The Feline stiffened, coming up from bending over his bike, snarling softly. He seemed to know the man, however, because he stopped and listened as the man began to speak.

Ben had no idea what hoodie-guy said or what the Feline replied. They were a long way across the parking lot, traffic was roaring by on the highway, and Ben didn’t have Shifter hearing.

Should have dropped a bug into the Feline’s pocket. Oh, well. Live and learn.

Ben couldn’t tell if the man were Shifter, human, Fae, or a whatever. While Shifters could scent the distinction, Ben couldn’t—not that even a Shifter could smell much over the stench of Dumpsters and loose trash, oil, and exhaust.

The conversation ended. The Feline, not looking happy, climbed onto his bike, started it, and flowed away out of the parking lot. The man watched him go.

Ben couldn’t see the guy very well, or hear his voice or smell him, but he recognized a stance of pure arrogance when he saw it. He didn’t think the guy was Fae, though. They had a certain body shape that had been imprinted on Ben’s mind from all the persecution his family had suffered from the hoch alfar shits.

That left human or Shifter, one who had something going on with the Feline but had waited to catch him alone. Hmm.

The man turned to fade back into the shadows, but for a moment, Ben felt a gaze resting on him. A pause, a stare, then a shake of head, and the man was gone.

Ben turned away to leave and found another Shifter directly in front of him. It was a Lupine but not the one who’d been in the bar. He wore a Collar and needed a bath.

“Dylan’s pet,” the Lupine said.

Ben decided to play stupid. “What are you talking about, man?”

“Shit,” the Lupine said, his lip curling. “What are you? You stink.”

The Lupine smelled like alcohol, whatever he’d been eating, and the strong odor of unwashed Shifter.

“Could say the same,” Ben said.

“Dylan’s a hypocrite, and you’re a fucking Fae.”

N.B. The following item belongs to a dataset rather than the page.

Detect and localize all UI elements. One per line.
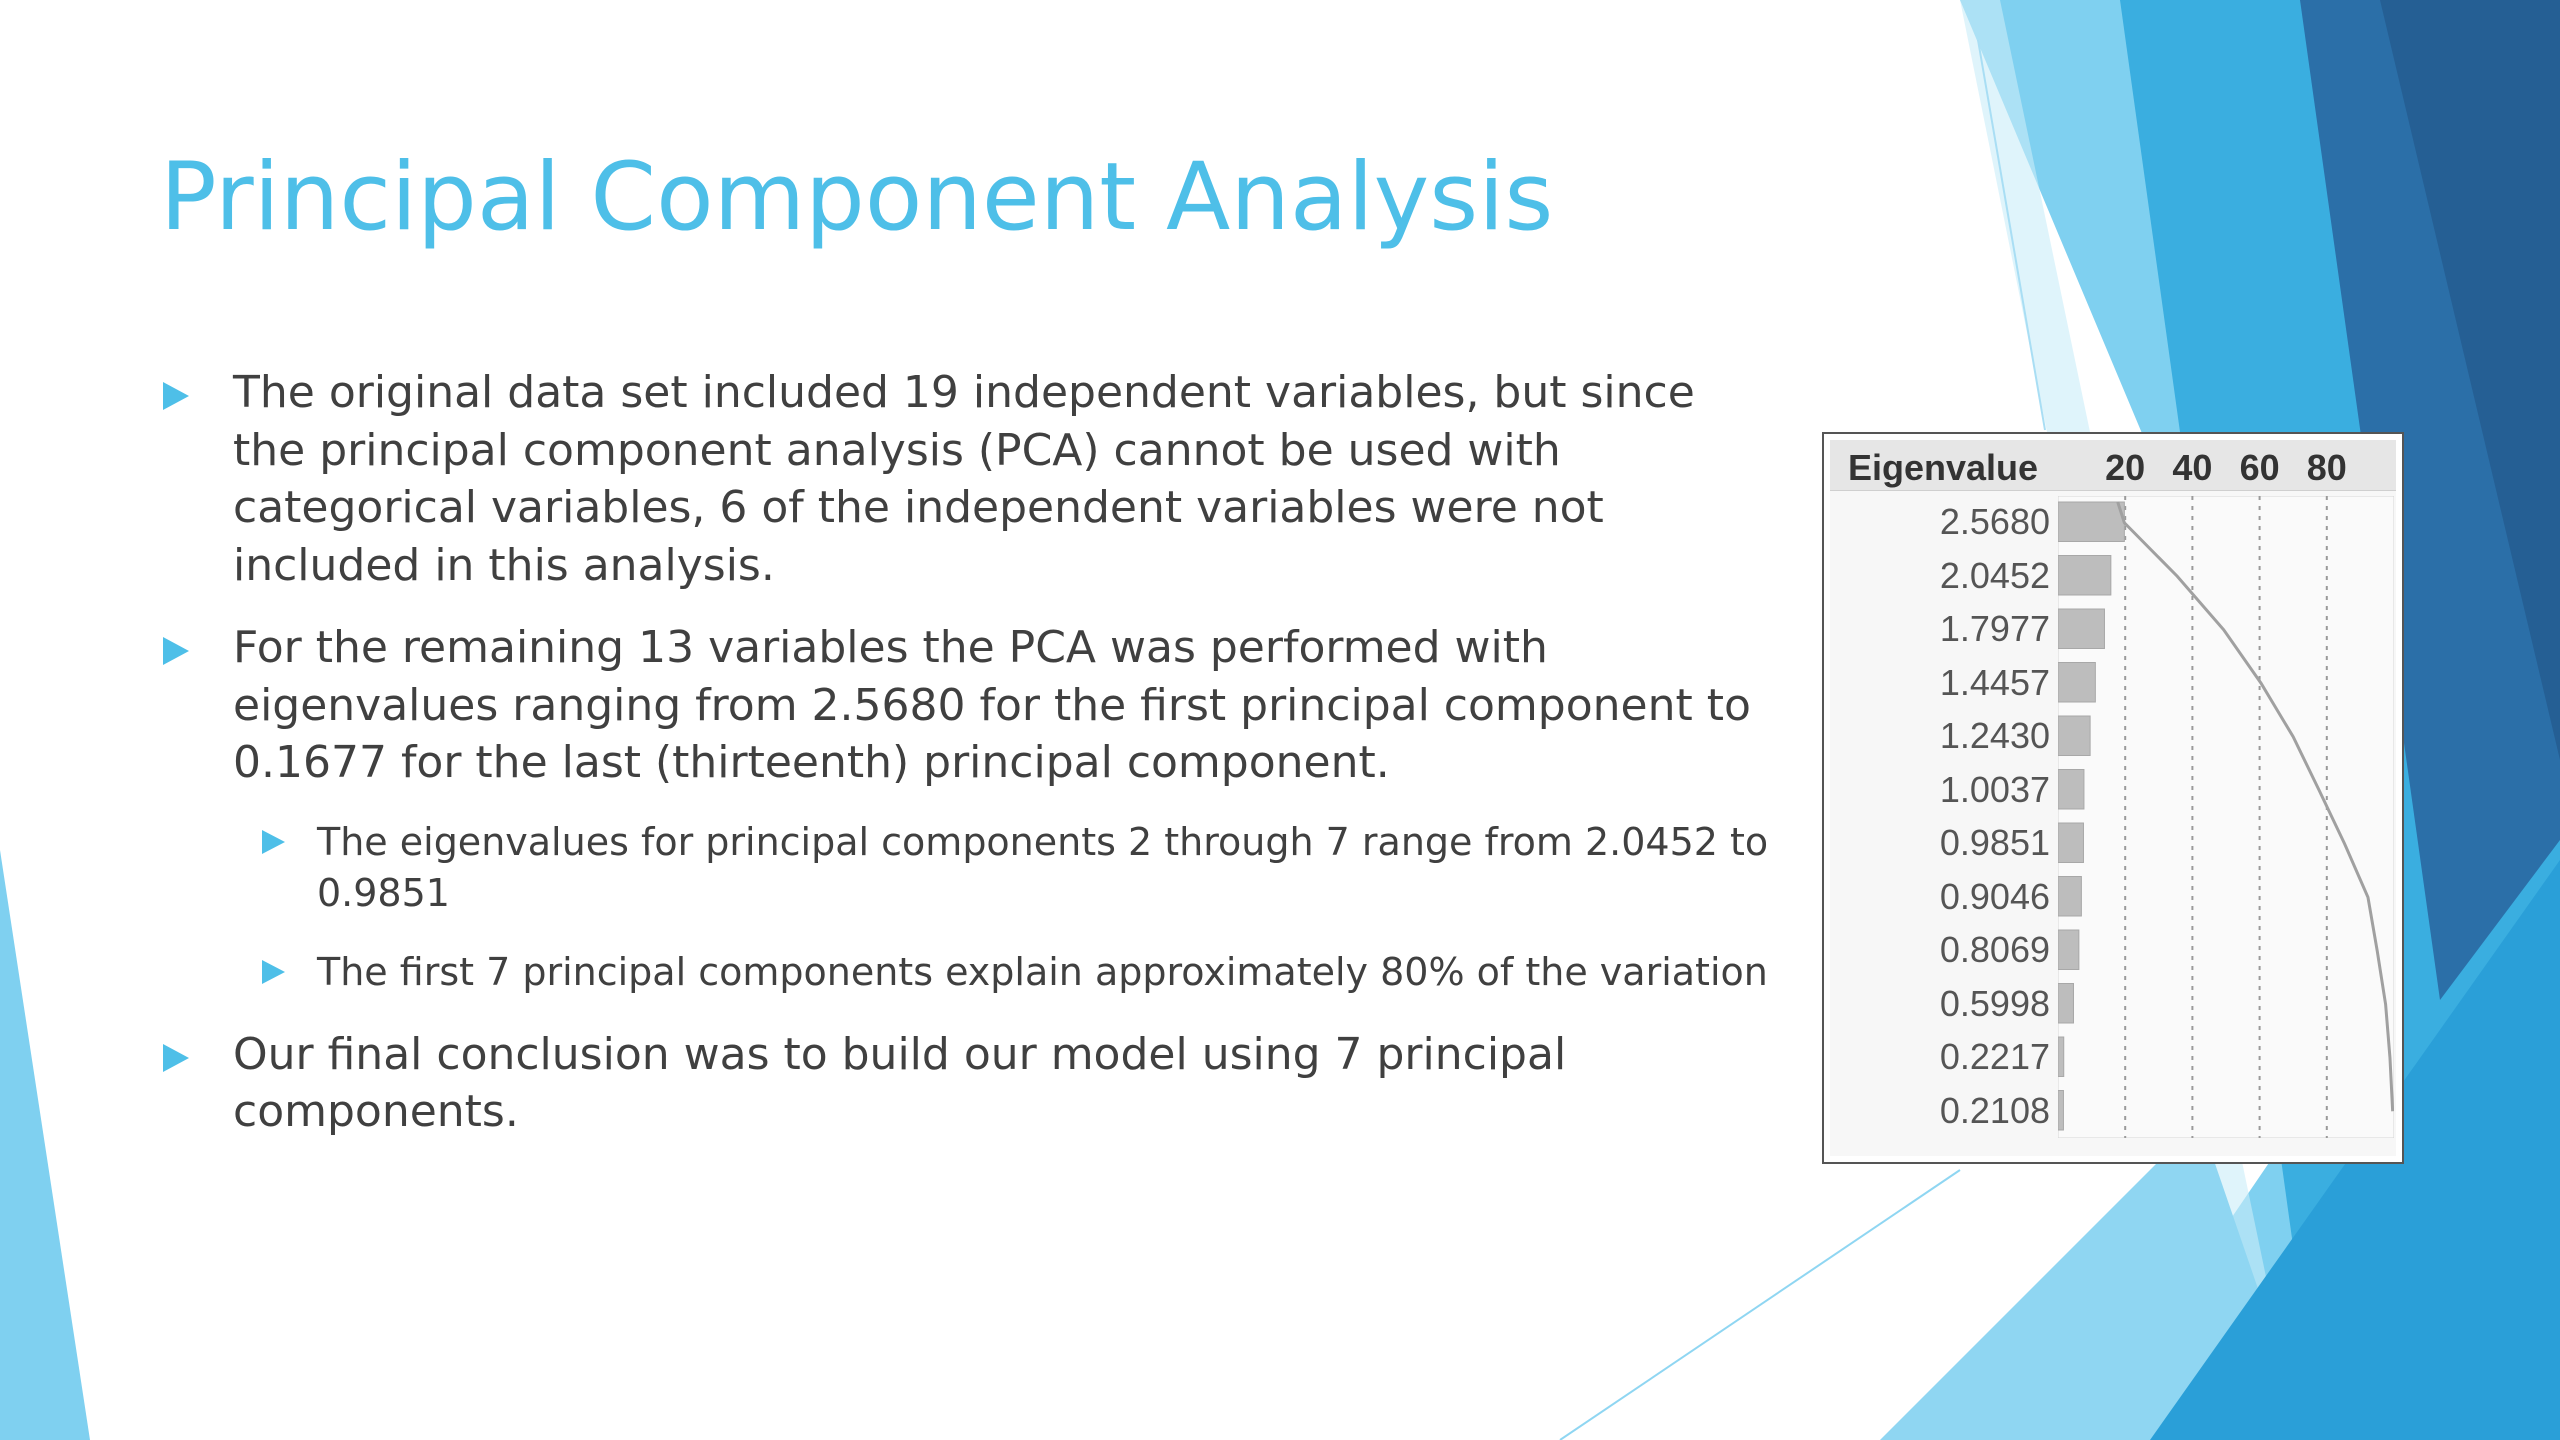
eigenvalue-bar bbox=[2058, 502, 2124, 542]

Ben scowled, fists clenching. This Lupine was spoiling for a fight. Ah, well, Ben would have to teach him a lesson.

“Never call me a Fae.” His words hard, Ben swung his fist and contacted the Lupine’s drunken face.

In the next moment, a sharp pain burned him in the abdomen. Ben glanced down in surprise to see a knife hilt sticking out of his stomach.

“A knife?” Ben asked incredulously. “Shifters don’t fight with weapons. Have some self-respect.”

As he spoke, fuzzy blackness took over his vision and he collapsed to the trash-strewn asphalt. At the last minute, Ben cast a spell that wiped the encounter from the Lupine’s brain.

The Lupine blinked, looked around in bewilderment, and stumbled away.

Ben clapped his hand to his abdomen, pain washing through him. He managed to pry his cell phone from his pocket and press the name at the top of his speed dial, before he proceeded to pass out.

CHAPTER TWENTY

“What happened?” Addie demanded as she hurried out onto the porch, clad in the T-shirt and shorts she’d bought to sleep in.

Seamus and Tiger were carrying the recumbent form of Ben from the truck they’d taken him out of and up to the house. Kendrick, fully dressed, met them halfway, and helped them get Ben onto the porch. They laid him on blankets Kendrick must have already fetched.

“Ben,” Kendrick said, touching the man’s face. “Who did this to you?”

“He’s pretty out of it,” Seamus answered. “I got a call from him, but he couldn’t speak more than a word or two. I tracked the phone—with a little help—to a bar outside Houston. There he was, stabbed half to death, left in a pile of trash.”